As this study was conducted retrospectively based on information such as patient files and radiographs, the type of bone dehiscence/configuration, which affects the prognosis of peri-implantitis, could not be accurately investigated [43, 44]. The lack of standardized criteria for performing implantoplasty, usage of barrier membranes, and incomplete records of oral hygiene status evaluation during visits are also shortcomings from the retrospecitve nature. The difficulty of direct comparison with other studies due to differences in definition and classification of peri-implantitis can also be seen as a limitation. In addition, when multiple implants were affected by peri-implantitis in the same patient, possibility that the patient factor affected the prognosis after surgical treatment existed.
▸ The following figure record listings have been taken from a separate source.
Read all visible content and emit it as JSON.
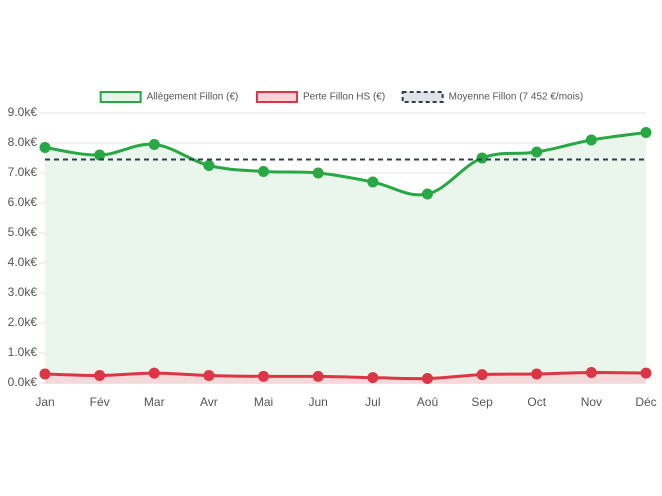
{
  "chart_data": {
    "type": "line",
    "categories": [
      "Jan",
      "Fév",
      "Mar",
      "Avr",
      "Mai",
      "Jun",
      "Jul",
      "Aoû",
      "Sep",
      "Oct",
      "Nov",
      "Déc"
    ],
    "series": [
      {
        "name": "Allègement Fillon (€)",
        "color": "#28a745",
        "fill": "#e8f5e9",
        "values": [
          7.85,
          7.6,
          7.95,
          7.25,
          7.05,
          7.0,
          6.7,
          6.3,
          7.5,
          7.7,
          8.1,
          8.35
        ]
      },
      {
        "name": "Perte Fillon HS (€)",
        "color": "#dc3545",
        "fill": "#f5d5d8",
        "values": [
          0.3,
          0.25,
          0.33,
          0.25,
          0.22,
          0.22,
          0.18,
          0.15,
          0.28,
          0.3,
          0.35,
          0.33
        ]
      },
      {
        "name": "Moyenne Fillon (7 452 €/mois)",
        "color": "#2c3e50",
        "fill": "#dfe3e8",
        "dashed": true,
        "value": 7.452
      }
    ],
    "ylim": [
      0,
      9
    ],
    "yticks": [
      {
        "value": 0,
        "label": "0.0k€"
      },
      {
        "value": 1,
        "label": "1.0k€"
      },
      {
        "value": 2,
        "label": "2.0k€"
      },
      {
        "value": 3,
        "label": "3.0k€"
      },
      {
        "value": 4,
        "label": "4.0k€"
      },
      {
        "value": 5,
        "label": "5.0k€"
      },
      {
        "value": 6,
        "label": "6.0k€"
      },
      {
        "value": 7,
        "label": "7.0k€"
      },
      {
        "value": 8,
        "label": "8.0k€"
      },
      {
        "value": 9,
        "label": "9.0k€"
      }
    ],
    "grid": true,
    "legend": "top"
  }
}
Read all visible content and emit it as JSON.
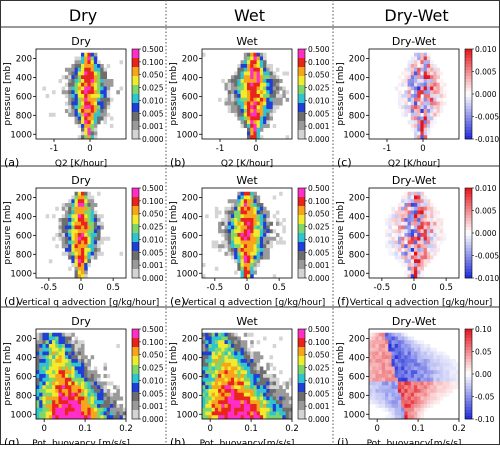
{
  "figure": {
    "column_headers": [
      "Dry",
      "Wet",
      "Dry-Wet"
    ],
    "colors": {
      "seq": [
        "#ffffff",
        "#d4d4d4",
        "#9a9a9a",
        "#6e6e6e",
        "#1f3fd6",
        "#2ec4d0",
        "#7fd66a",
        "#f2ea2c",
        "#f7a51c",
        "#e8241c",
        "#ff2ec8"
      ],
      "div_neg": "#1e2ad8",
      "div_pos": "#e3141c",
      "div_mid": "#ffffff"
    },
    "seq_cbar_ticks": [
      "0.500",
      "0.100",
      "0.050",
      "0.025",
      "0.010",
      "0.005",
      "0.001",
      "0.000"
    ]
  },
  "chart_data": [
    {
      "type": "heatmap",
      "panel_label": "(a)",
      "title": "Dry",
      "xlabel": "Q2 [K/hour]",
      "ylabel": "pressure [mb]",
      "xlim": [
        -1.5,
        1.0
      ],
      "xticks": [
        -1,
        0
      ],
      "ylim": [
        1050,
        100
      ],
      "yticks": [
        200,
        400,
        600,
        800,
        1000
      ],
      "colorbar": "sequential",
      "cbar_ticks": [
        "0.500",
        "0.100",
        "0.050",
        "0.025",
        "0.010",
        "0.005",
        "0.001",
        "0.000"
      ],
      "center_x": -0.05,
      "spread": 0.35,
      "center_slope": 0
    },
    {
      "type": "heatmap",
      "panel_label": "(b)",
      "title": "Wet",
      "xlabel": "Q2 [K/hour]",
      "ylabel": "pressure [mb]",
      "xlim": [
        -1.5,
        1.0
      ],
      "xticks": [
        -1,
        0
      ],
      "ylim": [
        1050,
        100
      ],
      "yticks": [
        200,
        400,
        600,
        800,
        1000
      ],
      "colorbar": "sequential",
      "cbar_ticks": [
        "0.500",
        "0.100",
        "0.050",
        "0.025",
        "0.010",
        "0.005",
        "0.001",
        "0.000"
      ],
      "center_x": -0.05,
      "spread": 0.4,
      "center_slope": 0
    },
    {
      "type": "heatmap",
      "panel_label": "(c)",
      "title": "Dry-Wet",
      "xlabel": "Q2 [K/hour]",
      "ylabel": "pressure [mb]",
      "xlim": [
        -1.5,
        1.0
      ],
      "xticks": [
        -1,
        0
      ],
      "ylim": [
        1050,
        100
      ],
      "yticks": [
        200,
        400,
        600,
        800,
        1000
      ],
      "colorbar": "diverging",
      "cbar_ticks": [
        "0.010",
        "0.005",
        "0.000",
        "-0.005",
        "-0.010"
      ],
      "center_x": -0.05,
      "spread": 0.3,
      "center_slope": 0
    },
    {
      "type": "heatmap",
      "panel_label": "(d)",
      "title": "Dry",
      "xlabel": "Vertical q advection [g/kg/hour]",
      "ylabel": "pressure [mb]",
      "xlim": [
        -0.7,
        0.7
      ],
      "xticks": [
        -0.5,
        0.0,
        0.5
      ],
      "ylim": [
        1050,
        100
      ],
      "yticks": [
        200,
        400,
        600,
        800,
        1000
      ],
      "colorbar": "sequential",
      "cbar_ticks": [
        "0.500",
        "0.100",
        "0.050",
        "0.025",
        "0.010",
        "0.005",
        "0.001",
        "0.000"
      ],
      "center_x": 0.0,
      "spread": 0.18,
      "center_slope": 0
    },
    {
      "type": "heatmap",
      "panel_label": "(e)",
      "title": "Wet",
      "xlabel": "Vertical q advection [g/kg/hour]",
      "ylabel": "pressure [mb]",
      "xlim": [
        -0.7,
        0.7
      ],
      "xticks": [
        -0.5,
        0.0,
        0.5
      ],
      "ylim": [
        1050,
        100
      ],
      "yticks": [
        200,
        400,
        600,
        800,
        1000
      ],
      "colorbar": "sequential",
      "cbar_ticks": [
        "0.500",
        "0.100",
        "0.050",
        "0.025",
        "0.010",
        "0.005",
        "0.001",
        "0.000"
      ],
      "center_x": 0.0,
      "spread": 0.22,
      "center_slope": 0
    },
    {
      "type": "heatmap",
      "panel_label": "(f)",
      "title": "Dry-Wet",
      "xlabel": "Vertical q advection [g/kg/hour]",
      "ylabel": "pressure [mb]",
      "xlim": [
        -0.7,
        0.7
      ],
      "xticks": [
        -0.5,
        0.0,
        0.5
      ],
      "ylim": [
        1050,
        100
      ],
      "yticks": [
        200,
        400,
        600,
        800,
        1000
      ],
      "colorbar": "diverging",
      "cbar_ticks": [
        "0.010",
        "0.005",
        "0.000",
        "-0.005",
        "-0.010"
      ],
      "center_x": 0.0,
      "spread": 0.2,
      "center_slope": 0
    },
    {
      "type": "heatmap",
      "panel_label": "(g)",
      "title": "Dry",
      "xlabel": "Pot. buoyancy [m/s/s]",
      "ylabel": "pressure [mb]",
      "xlim": [
        -0.02,
        0.2
      ],
      "xticks": [
        0.0,
        0.1,
        0.2
      ],
      "ylim": [
        1050,
        100
      ],
      "yticks": [
        200,
        400,
        600,
        800,
        1000
      ],
      "colorbar": "sequential",
      "cbar_ticks": [
        "0.500",
        "0.100",
        "0.050",
        "0.025",
        "0.010",
        "0.005",
        "0.001",
        "0.000"
      ],
      "center_x": 0.02,
      "spread": 0.06,
      "center_slope": 0.05
    },
    {
      "type": "heatmap",
      "panel_label": "(h)",
      "title": "Wet",
      "xlabel": "Pot. buoyancy[m/s/s]",
      "ylabel": "pressure [mb]",
      "xlim": [
        -0.02,
        0.2
      ],
      "xticks": [
        0.0,
        0.1,
        0.2
      ],
      "ylim": [
        1050,
        100
      ],
      "yticks": [
        200,
        400,
        600,
        800,
        1000
      ],
      "colorbar": "sequential",
      "cbar_ticks": [
        "0.500",
        "0.100",
        "0.050",
        "0.025",
        "0.010",
        "0.005",
        "0.001",
        "0.000"
      ],
      "center_x": 0.02,
      "spread": 0.07,
      "center_slope": 0.05
    },
    {
      "type": "heatmap",
      "panel_label": "(i)",
      "title": "Dry-Wet",
      "xlabel": "Pot. buoyancy[m/s/s]",
      "ylabel": "pressure [mb]",
      "xlim": [
        -0.02,
        0.2
      ],
      "xticks": [
        0.0,
        0.1,
        0.2
      ],
      "ylim": [
        1050,
        100
      ],
      "yticks": [
        200,
        400,
        600,
        800,
        1000
      ],
      "colorbar": "diverging",
      "cbar_ticks": [
        "0.10",
        "0.05",
        "0.00",
        "-0.05",
        "-0.10"
      ],
      "center_x": 0.02,
      "spread": 0.07,
      "center_slope": 0.05
    }
  ]
}
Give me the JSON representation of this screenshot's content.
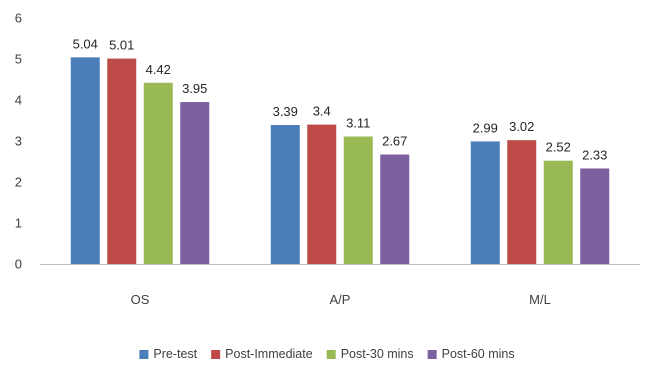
{
  "chart_data": {
    "type": "bar",
    "categories": [
      "OS",
      "A/P",
      "M/L"
    ],
    "series": [
      {
        "name": "Pre-test",
        "color": "#4a7ebb",
        "values": [
          5.04,
          3.39,
          2.99
        ],
        "labels": [
          "5.04",
          "3.39",
          "2.99"
        ]
      },
      {
        "name": "Post-Immediate",
        "color": "#be4b48",
        "values": [
          5.01,
          3.4,
          3.02
        ],
        "labels": [
          "5.01",
          "3.4",
          "3.02"
        ]
      },
      {
        "name": "Post-30 mins",
        "color": "#98b954",
        "values": [
          4.42,
          3.11,
          2.52
        ],
        "labels": [
          "4.42",
          "3.11",
          "2.52"
        ]
      },
      {
        "name": "Post-60 mins",
        "color": "#7d60a0",
        "values": [
          3.95,
          2.67,
          2.33
        ],
        "labels": [
          "3.95",
          "2.67",
          "2.33"
        ]
      }
    ],
    "title": "",
    "xlabel": "",
    "ylabel": "",
    "ylim": [
      0,
      6
    ],
    "yticks": [
      "0",
      "1",
      "2",
      "3",
      "4",
      "5",
      "6"
    ],
    "grid": false,
    "legend": "bottom"
  }
}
However, the study result, showing no significant difference in implant survival pattern based on Kaplan-Meier analysis when and when not considering the patient factor should be noted [42]. This study is valuable because it presents criteria for clinicians to classify peri-implantitis severity using general radiographic data and estimate the prognosis of implants after peri-implantitis surgical treatment.

Conclusions

The survival period and prognosis of implants after surgical treatment for peri-implantitis were clearly distinguished based on the degree of bone loss relative to the length of the implant fixture before surgical treatment. In addition, difference was not found in the prognosis of implants between resective surgery and regenerative surgery, or in the prognosis based on surgical method in any peri-implantitis stage. Thus, regardless of the surgical method used, the bone loss ratio compared with the implant fixture length can be used as a diagnostic tool to determine the prognosis of implant survival after treatment.